My contact file, which is relatively small, has about 700 names and numbers. The Tungsten W was able to pinpoint any number from A to Z in seconds.

I dislike touching handheld screens with anything but a stylus and especially not with my cheek, as some devices with phone apps force you to do. The Tungsten W comes with an earpiece-microphone dongle.

An optional leather cover incorporates a microphone and speaker if you want to hold the device to your ear like a regular phone, so your cheek rests against the cover and not the screen.

Packed with features

Palm engineers have packaged the phone apparatus and full-color personal information manager into a case that's the size of the far lamer i705.

A nice bonus: The Tungsten W can use the i705's keyboard, cradle and synchronization cable. That's a welcome development from a company whose upgrades have often meant tossing out old accessories.

The antenna, which incorporates a green-red LED signal indicator, is a sturdy and unobtrusive nub atop the device.

When fully charged, the Tungsten W's rechargeable lithium-ion battery can give five hours of talk time and many more standby hours, Palm officials said. During my tests, the batteries held out that long.

I tried the phone app on a Metroliner train between Washington and New York. The reception was a function more of AT&T's spotty service than of anything inherent in the Tungsten W.

Browser and e-mail

The device also is equipped with Palm's VersaMail e-mail and Web browser, which I didn't test. I've used the browser with good results on the monochrome i705 with its low-bandwidth Mobitex service, so I would expect far better performance from the Tungsten W's sharp color display and AT&T cellular service.

Voice and data service are priced separately: phone service at $19.99 per month, and data service from $29.99 for 10M up to $99 for 100M. With a low-priced plan, be careful when browsing image-rich Web sites. A Palm press release said the price of the Tungsten W is discounted when bundled with wireless plans.

An accessories disk came bundled with the device. It contains apps such as DataViz Documents to Go, which lets you create or edit Microsoft Office files.

Merging functions

All of which brings up the question: Is this the one device you can carry to do it all? Say you are willing to tote along a flat-folding Palm keyboard. Would that be sufficient to let you dispense with a clunky notebook PC for travel or telework?

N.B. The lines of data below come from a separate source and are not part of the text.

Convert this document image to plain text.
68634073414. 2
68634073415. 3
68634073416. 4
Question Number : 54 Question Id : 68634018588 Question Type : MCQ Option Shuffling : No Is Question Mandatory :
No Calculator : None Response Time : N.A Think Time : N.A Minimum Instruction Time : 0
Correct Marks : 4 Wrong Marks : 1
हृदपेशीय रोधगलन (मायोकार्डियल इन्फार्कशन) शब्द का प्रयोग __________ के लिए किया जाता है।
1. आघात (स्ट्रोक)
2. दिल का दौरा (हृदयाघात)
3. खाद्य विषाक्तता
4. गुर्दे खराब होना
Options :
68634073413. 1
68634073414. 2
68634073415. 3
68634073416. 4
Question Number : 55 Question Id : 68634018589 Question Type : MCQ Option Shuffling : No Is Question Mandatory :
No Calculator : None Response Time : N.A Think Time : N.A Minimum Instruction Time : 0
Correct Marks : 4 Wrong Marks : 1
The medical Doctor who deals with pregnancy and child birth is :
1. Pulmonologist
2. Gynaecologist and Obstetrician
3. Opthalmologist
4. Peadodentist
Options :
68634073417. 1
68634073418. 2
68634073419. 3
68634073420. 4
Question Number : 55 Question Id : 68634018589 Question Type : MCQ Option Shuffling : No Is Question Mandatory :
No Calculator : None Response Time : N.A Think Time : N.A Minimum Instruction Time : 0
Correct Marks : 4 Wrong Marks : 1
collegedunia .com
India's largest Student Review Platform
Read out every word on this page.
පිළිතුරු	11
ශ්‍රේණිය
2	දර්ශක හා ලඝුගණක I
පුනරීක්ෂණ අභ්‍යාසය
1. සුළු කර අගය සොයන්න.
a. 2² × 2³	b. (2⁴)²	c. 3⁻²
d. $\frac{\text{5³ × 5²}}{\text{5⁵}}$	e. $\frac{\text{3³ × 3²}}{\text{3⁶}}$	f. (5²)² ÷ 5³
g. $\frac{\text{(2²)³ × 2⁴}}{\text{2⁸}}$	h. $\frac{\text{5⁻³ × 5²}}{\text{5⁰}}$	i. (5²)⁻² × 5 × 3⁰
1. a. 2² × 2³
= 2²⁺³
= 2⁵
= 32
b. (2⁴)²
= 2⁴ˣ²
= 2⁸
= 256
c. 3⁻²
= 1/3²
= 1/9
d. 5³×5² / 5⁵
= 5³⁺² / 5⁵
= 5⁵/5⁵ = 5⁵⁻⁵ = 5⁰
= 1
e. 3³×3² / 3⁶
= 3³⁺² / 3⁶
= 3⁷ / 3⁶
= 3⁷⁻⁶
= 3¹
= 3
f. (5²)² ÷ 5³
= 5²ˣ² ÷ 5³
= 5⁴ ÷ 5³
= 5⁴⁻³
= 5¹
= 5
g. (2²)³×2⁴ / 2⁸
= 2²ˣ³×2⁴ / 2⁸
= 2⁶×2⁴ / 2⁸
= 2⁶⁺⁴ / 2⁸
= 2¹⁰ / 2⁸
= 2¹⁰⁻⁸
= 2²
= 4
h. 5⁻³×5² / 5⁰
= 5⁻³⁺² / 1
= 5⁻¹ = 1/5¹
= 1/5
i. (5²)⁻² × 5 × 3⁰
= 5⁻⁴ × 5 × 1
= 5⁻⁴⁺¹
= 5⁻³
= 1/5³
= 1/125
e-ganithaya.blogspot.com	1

For some managers, the Tungsten W probably will come close to the Holy Grail. Others will find it can't replace a notebook. Likely it will succeed in meshing a pager, personal digital assistant and phone with few drawbacks.

One nice feature is that while on the phone, you can use other apps that don't require connectivity. But the form factor and dialing system don't match the ease of use and portability of a high-end cell phone.

Still, the Tungsten W is definitely a cool and slickly engineered gadget. If you want to carry one electronic device, it's worth a look.